There are also limitations to the current study that must be recognized. Although the 2DE approach is extensively used for the separation of proteins,46many proteins with low concentrations may not be visible for detection in the presence of other and high-abundance proteins.46In addition, more than one protein may be present in a single gel spot.46Finally, intergel variations may also constitute an important limitation of the technique. To overcome these ambiguities (limitations), we used other methods to confirm changes observed in AAA patients. In addition, our preliminary observational study may require following further investigation to assess the hemodynamic effects of an early thrombin inhibition after AAA repair, although these studies may be limited by the perioperative hemorrhagic risk.

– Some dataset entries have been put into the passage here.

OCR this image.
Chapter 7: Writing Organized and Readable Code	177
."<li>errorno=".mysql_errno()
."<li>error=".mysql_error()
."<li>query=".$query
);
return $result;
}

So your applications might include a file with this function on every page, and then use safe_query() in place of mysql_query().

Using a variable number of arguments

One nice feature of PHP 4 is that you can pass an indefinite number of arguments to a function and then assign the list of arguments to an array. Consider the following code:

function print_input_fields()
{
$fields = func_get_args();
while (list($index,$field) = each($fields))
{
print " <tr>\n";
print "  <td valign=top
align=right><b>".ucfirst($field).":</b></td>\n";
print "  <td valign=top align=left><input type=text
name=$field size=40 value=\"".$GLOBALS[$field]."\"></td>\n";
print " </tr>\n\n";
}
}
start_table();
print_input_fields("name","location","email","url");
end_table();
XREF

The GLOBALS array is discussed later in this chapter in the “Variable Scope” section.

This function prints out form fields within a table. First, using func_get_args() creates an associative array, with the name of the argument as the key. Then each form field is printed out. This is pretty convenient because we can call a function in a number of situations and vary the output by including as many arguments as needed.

We did not investigate the relationship between quantitative measurements of plasma thrombin and hemodynamic function. This can be considered a further limitation of the current study. The overall numbers of open procedure has been drastically decreasing in recent years as a result of the advent of endovascular procedures, so that the confinement of our observation to open AAA surgery might be considered a possible limitation of the study. However, this selection allowed us to accurately measure the recognized main source of thrombin activation in open AAA surgery, the time of ischemia. Thrombin activation in patients undergoing endovascular aneurysm repair was indeed found to be even greater than in conventional surgery,12probably as a result of the participation of less standardizable factors such as (1) the use of endovascular tools, (2) periprocedural release of prothrombotic substances from the aneurysmatic thrombus, (3) contrast media,47and (4) blood contact with the foreign materials.12 

In conclusion, regardless of its prothrombotic properties, thrombin may contribute to determining hemodynamic instability and organ dysfunction in the early perioperative period after AAA surgery.